细胞遗传学分析是急性淋巴细胞白血病最可靠的预后因素之一。本研究的目的是分析细胞遗传学分析在一项前瞻性多中心试验中纳入的高危急性淋巴细胞白血病(HR-ALL)儿童和成人患者中的预后价值。
PETHEMA ALL-93试验纳入的130例HR-ALL患者(44例儿童和86例成人)经复查后进行了充分的细胞遗传学研究。根据癌症和急性白血病B组标准建立细胞遗传学亚组(不良组:11q23、t(9;22)、-7和+8;正常组;其他组:其余染色体异常),并比较其主要临床生物学特征。对完全缓解(CR)率、无事件生存期(EFS)和总生存期(OS)进行单变量和多变量分析。

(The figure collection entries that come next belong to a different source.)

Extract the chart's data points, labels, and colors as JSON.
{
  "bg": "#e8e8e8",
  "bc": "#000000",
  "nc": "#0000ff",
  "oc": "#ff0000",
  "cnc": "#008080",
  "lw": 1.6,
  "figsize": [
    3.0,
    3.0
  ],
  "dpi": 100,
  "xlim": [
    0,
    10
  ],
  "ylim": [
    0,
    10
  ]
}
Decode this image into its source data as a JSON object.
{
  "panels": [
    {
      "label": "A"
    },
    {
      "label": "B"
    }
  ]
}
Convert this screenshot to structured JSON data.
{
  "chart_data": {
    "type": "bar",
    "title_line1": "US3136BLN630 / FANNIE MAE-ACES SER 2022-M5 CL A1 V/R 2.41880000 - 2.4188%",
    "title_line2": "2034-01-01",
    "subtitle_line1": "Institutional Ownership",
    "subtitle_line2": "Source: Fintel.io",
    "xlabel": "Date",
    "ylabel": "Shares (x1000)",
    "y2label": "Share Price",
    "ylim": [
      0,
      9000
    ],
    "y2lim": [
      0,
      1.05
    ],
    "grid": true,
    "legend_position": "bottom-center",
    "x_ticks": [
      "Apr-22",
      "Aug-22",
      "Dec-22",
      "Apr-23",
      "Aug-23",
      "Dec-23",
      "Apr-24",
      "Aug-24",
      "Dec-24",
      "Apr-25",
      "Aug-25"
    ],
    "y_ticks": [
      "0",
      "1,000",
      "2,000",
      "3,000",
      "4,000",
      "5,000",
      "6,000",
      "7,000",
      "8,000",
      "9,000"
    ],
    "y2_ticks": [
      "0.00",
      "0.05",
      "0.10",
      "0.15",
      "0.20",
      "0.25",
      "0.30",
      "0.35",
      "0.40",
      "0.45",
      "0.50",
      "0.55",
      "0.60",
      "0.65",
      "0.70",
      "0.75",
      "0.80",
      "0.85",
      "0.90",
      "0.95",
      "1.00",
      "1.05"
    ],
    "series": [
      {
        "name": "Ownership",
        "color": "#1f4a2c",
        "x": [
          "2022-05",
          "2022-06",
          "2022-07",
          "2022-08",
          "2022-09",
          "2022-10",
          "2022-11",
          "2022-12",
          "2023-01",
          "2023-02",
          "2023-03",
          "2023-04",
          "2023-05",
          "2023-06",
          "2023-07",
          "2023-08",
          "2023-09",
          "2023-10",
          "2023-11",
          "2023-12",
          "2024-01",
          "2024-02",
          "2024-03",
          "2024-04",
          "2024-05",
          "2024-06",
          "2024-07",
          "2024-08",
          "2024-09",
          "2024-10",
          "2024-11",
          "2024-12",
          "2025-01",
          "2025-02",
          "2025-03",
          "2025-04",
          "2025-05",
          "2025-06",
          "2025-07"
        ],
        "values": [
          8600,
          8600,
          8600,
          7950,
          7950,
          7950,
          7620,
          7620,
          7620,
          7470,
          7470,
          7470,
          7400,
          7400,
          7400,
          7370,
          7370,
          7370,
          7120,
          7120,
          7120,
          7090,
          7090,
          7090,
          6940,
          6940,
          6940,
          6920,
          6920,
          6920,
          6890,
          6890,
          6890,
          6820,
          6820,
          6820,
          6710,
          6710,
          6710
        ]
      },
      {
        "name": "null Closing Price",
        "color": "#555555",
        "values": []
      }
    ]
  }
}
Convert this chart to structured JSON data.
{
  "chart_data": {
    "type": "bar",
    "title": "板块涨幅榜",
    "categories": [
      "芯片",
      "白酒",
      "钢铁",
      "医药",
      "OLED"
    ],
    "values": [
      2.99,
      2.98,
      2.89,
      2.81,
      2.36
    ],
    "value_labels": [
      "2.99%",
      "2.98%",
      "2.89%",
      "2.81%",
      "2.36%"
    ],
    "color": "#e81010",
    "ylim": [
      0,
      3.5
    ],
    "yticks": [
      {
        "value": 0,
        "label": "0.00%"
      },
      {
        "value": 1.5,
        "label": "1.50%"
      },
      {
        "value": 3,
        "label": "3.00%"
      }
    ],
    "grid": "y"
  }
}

平均标准差年龄为26±14岁。2例为婴儿(<1岁),42例为儿童,86例为成人(19-50岁)。44例(34%)患者的细胞遗传学研究结果正常。最常见的染色体重排是t(9;22)(q34;q11)(34例,26%,30例成人),其次是11q23(12例,9%,8例儿童,其中8例(7例儿童)为t(4;11)(q21;q23))。t(9;22)患者比其余患者年龄大,而11q23重排患者年龄较小且白细胞计数较高。多变量分析显示,成人中CR率较低、EFS和OS较短的两个相关因素为:t(9;22)和对治疗反应缓慢(通过第14天骨髓研究中原始细胞百分比高于10%评估)。对于极高危ALL儿童,仅对治疗反应缓慢(通过第8天外周血中原始细胞的存在评估)与对CR、EFS和OS有负面影响相关。
在PETHEMA ALL-93方案纳入的高危急性淋巴细胞白血病成人患者中,诊断时的细胞遗传学分析是一个有用的独立预后标志物。t(9;22)患者预后最差,这为针对这些患者开发特异性治疗方法提供了依据。在这个极小的极高危ALL儿童亚组中,未发现细胞遗传学特征影响治疗结果,对治疗反应缓慢是唯一的预后因素。